Five short links


Photo by Andrew Hudson

EntityTagger – A pleasantly practical natural-language processing paper, via Nat Torkington

How prostitution and alcohol make Uber better – A clever tabloid hook for an interesting data story. One thing I've heard that might explain part of the pattern is that police shifts vary regularly by day, which can impact arrest times.

Social Network Analysis for Telecoms – I've repeatedly heard this used as an anecdote, but it wasn't until I was sitting at an event next to Mike Driscoll this week where it was mentioned that he was able to point me to his original research. It's great to see the original research, I can understand why it's now a classic example of how useful data science can be.

Hue Histograms – A charming way of visualizing image color characteristics by another friend's company. I'm lookin at good ways of anonymizing image data in a way that still preserves enough signals to be useful for machine learning, and this has given me some ideas.

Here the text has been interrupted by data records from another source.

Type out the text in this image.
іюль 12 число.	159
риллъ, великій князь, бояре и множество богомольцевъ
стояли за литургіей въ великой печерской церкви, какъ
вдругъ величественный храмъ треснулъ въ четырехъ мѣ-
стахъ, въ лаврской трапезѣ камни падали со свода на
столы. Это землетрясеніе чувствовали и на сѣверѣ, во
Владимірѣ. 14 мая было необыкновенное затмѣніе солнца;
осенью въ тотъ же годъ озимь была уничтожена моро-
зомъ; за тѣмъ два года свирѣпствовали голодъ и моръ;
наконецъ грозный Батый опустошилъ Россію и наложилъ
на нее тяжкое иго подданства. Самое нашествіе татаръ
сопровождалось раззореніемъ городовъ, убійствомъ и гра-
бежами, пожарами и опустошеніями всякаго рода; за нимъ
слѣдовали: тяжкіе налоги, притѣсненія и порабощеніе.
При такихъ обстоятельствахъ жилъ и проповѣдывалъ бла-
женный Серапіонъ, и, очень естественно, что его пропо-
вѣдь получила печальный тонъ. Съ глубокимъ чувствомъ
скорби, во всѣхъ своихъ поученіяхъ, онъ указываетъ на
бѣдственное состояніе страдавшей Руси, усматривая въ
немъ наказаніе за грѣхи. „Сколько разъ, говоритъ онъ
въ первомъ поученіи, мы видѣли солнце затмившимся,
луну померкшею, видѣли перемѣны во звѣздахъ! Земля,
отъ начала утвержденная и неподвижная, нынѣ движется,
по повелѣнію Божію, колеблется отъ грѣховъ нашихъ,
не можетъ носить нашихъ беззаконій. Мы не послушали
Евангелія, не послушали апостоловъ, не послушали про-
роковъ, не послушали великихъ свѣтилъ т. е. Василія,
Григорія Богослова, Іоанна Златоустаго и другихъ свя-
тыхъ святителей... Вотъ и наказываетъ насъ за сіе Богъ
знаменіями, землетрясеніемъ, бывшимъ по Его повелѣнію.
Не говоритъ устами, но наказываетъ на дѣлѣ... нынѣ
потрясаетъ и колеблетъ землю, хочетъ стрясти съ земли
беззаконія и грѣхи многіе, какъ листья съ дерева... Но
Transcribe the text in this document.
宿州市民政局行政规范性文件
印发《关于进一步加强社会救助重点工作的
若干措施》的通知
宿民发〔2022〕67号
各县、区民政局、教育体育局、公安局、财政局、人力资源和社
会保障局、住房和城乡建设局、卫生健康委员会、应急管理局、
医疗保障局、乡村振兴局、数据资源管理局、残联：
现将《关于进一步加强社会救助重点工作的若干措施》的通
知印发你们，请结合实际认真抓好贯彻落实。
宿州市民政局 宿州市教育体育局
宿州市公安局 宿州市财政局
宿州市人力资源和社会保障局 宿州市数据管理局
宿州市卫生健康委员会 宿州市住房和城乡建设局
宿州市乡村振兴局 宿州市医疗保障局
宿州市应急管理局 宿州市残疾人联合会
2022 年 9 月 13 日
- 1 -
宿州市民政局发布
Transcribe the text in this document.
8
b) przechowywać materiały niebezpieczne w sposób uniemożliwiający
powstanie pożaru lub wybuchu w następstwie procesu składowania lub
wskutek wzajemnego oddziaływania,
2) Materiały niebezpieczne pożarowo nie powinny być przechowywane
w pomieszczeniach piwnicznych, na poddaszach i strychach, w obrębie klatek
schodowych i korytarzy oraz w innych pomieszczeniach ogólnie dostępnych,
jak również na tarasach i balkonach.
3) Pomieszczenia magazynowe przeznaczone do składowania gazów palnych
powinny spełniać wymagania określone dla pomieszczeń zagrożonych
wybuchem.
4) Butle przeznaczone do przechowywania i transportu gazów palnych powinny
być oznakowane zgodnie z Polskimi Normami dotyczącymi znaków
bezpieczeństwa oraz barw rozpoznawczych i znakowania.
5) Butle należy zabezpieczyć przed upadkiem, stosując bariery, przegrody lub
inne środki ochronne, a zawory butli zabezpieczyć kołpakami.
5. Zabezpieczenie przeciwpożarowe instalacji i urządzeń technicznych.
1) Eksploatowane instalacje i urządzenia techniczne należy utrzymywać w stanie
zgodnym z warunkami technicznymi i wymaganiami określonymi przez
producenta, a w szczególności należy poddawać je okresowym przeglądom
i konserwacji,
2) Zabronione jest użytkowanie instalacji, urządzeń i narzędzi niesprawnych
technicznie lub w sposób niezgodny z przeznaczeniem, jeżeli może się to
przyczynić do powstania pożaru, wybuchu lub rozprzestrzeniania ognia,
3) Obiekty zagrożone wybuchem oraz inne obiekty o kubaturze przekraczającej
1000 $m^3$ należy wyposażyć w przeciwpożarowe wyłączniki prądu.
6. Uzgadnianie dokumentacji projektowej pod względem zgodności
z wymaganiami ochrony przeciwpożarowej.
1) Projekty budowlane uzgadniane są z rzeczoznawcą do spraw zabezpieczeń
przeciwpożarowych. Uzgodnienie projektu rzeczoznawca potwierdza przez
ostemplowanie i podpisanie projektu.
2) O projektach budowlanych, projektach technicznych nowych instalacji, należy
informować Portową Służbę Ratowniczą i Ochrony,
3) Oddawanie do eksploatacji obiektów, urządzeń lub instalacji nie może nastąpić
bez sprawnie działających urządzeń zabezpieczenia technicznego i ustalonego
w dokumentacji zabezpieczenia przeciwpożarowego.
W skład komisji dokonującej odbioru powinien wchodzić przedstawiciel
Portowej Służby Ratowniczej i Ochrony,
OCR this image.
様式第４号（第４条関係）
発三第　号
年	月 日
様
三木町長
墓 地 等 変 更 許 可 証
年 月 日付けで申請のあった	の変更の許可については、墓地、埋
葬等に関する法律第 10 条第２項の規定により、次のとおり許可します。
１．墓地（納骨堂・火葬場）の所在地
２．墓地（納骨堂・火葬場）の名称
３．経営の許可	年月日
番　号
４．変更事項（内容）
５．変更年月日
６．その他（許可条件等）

Break an image into tiles – On the topic of images, I was pleasantly surprised at how easy ImageMagick was to install on OS X through MacPorts, I used to dread the failed dependencies. I used the recipe in the article for a hack I'm quite proud of. I needed to generate 'percent of the world seen' thumbnails for Jetpac public profiles shared on Facebook, so I manually created the HTML for a page with a grid of one hundred of the elements, one for each number, took a screenshot and then ran it through the grid command to get the numbered images I needed. You can see it in action if you like this sneak peek of my public profile page - you can unlike it afterwards if you don't want my new pensive portrait in your stream.